Lionel Sosa has been painting almost non-stop since last summer when he decided he would join others who wanted to see racial justice a reality. A retired CEO of a highly successful Hispanic marketing firm, Sosa has been painting portraits, mostly of ordinary people, cowboys, blue-collar workers, entertainers, and such, for much of the past ten years.
Sosa assumed a new artistic purpose in June of 2019, when he came upon a poster that stated: “You can’t be anti-racist, unless you’re acitively anti-racist.” At that moment, Sosa decided to paint a representation of Black men and boys from the San Antonio community with the aim of giving “better understanding of each other as a community.”
Sosa’s artistic project, “Living in My Skin-Black Men in San Antonio Tell Their Story” will be featured on PBS station KRLN in February 2021 during Black History Month. His 33 subjects, whom he has painted in oil-on linen, range in age from 10 to 90 and include ordinary Black citizens, retired military officers, and a Chief of San Antonio’s Fire Department. They came to his studio wearing a favorite cap or hat, a special tie or bow tie, or a formal suit or colorful T-shirt. In each portrait, he brilliantly captures a particular look, a mood, an emotion, a curiosity, an air of confidence.
The need for greater understanding of one another in San Antonio and elsewhere in America seemed to resonate with many, Blacks, Whites, Latinos, and Asians in the aftermath of the horrific murder of George Floyd by a white police officer in May 2020. Millions, spurred by the viewing of a nine minute video of Floyd’s senseless choking, marched in every city of America, as well as in major cities of Western Europe. The marchers represented all races and ethnicities and many held handmade placards calling for racial justice and an end to police killings. Demonstrators in some Western cities, such Portland, Oregon, were largely white, including many from the suburbs.
The marches were not a surprise to many Black writers and social critics. The talented and astute observer of Black America, Ta-Nehisi Coates, noted to a Princeton audience: “There’s a way in which certain people take too much comfort in progress… For instance, we can have progress for the rest of American history and black people could still be unequal.”

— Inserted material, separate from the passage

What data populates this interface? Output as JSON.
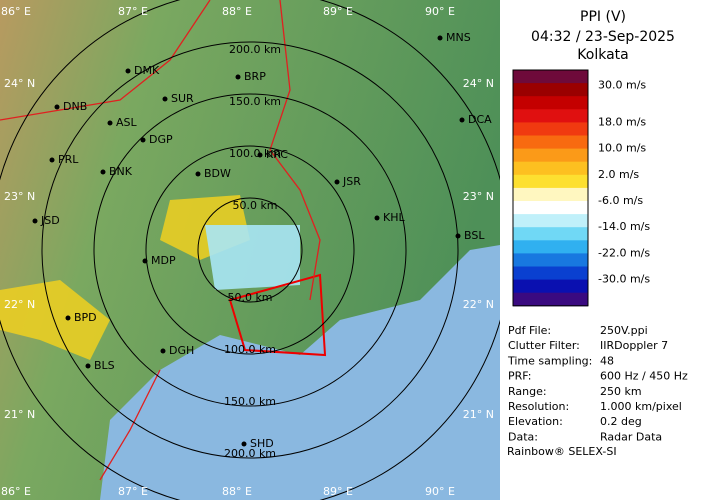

The majority of the demonstrations were peaceful, although some turned violent. While the Constitution gives every American a right to demonstrate and voice
grievances, that right was denied to peaceful demonstrators one afternoon in Lafayette Park in Washington D.C. on June 1, 2020. Their peaceful protest turned violent when a score of “federal agents” turned a calm event into one of chaos. Men and women, young and old, and mothers with young children were chased off the park with pepper spray in order to give President Donald Trump his public space across the street for a promotion photo op.
All of Sosa’s “Living in My Skin” subjects are residents of San Antonio, many native to the city, as is Sosa. The Eastside, where the majority of the city’s Black population had traditionally lived, was also home for a time to Sosa’s immigrant grandmother, Cristina Sosa. She emigrated from Mexico in the mid-1920s when the country was saddled with violence and political turmoil following the twilight years of the Mexican Revolution. Her son Roberto, Lionel’s dad, helped his mother make ends meet by taking in laundry for the neighbors.
In the mid 1930s, the Sosa family moved to the Westside of San Antonio, a place where Cristina Sosa earned extra money as a midwife. Her son Roberto continued in the laundry business and opened his business on Commerce Street in the heart of the Prospect Hill commercial sector. Lionel Sosa and his brother Robert were born in the back family section of the laundry. Lionel is a proud graduate of Lanier High School and remains active with the alumni group. He is a generous donor to their scholarship programs.
Today, Lionel and his wife Kathy, also an accomplished artist and author, spend their time in their studio on Lavaca street in San Antonio’s Southtown. Together they worked on the publication of “The Children of the Revolution: How the Mexican Revolution Changed America” [2012] More recently, Kathy Sosa has published with Trinity Press, “Revolutionary Women” which she describes as a celebration of “the women of early Texas and Mexico who refused to walk a traditional path.”
The Sosas both love to paint and write. Their path reminds us all of Ta-Nehisi Coates’ words .“Doing what you love will lead to change,” adding that in seeking change, “ultimately, the answer is within you.”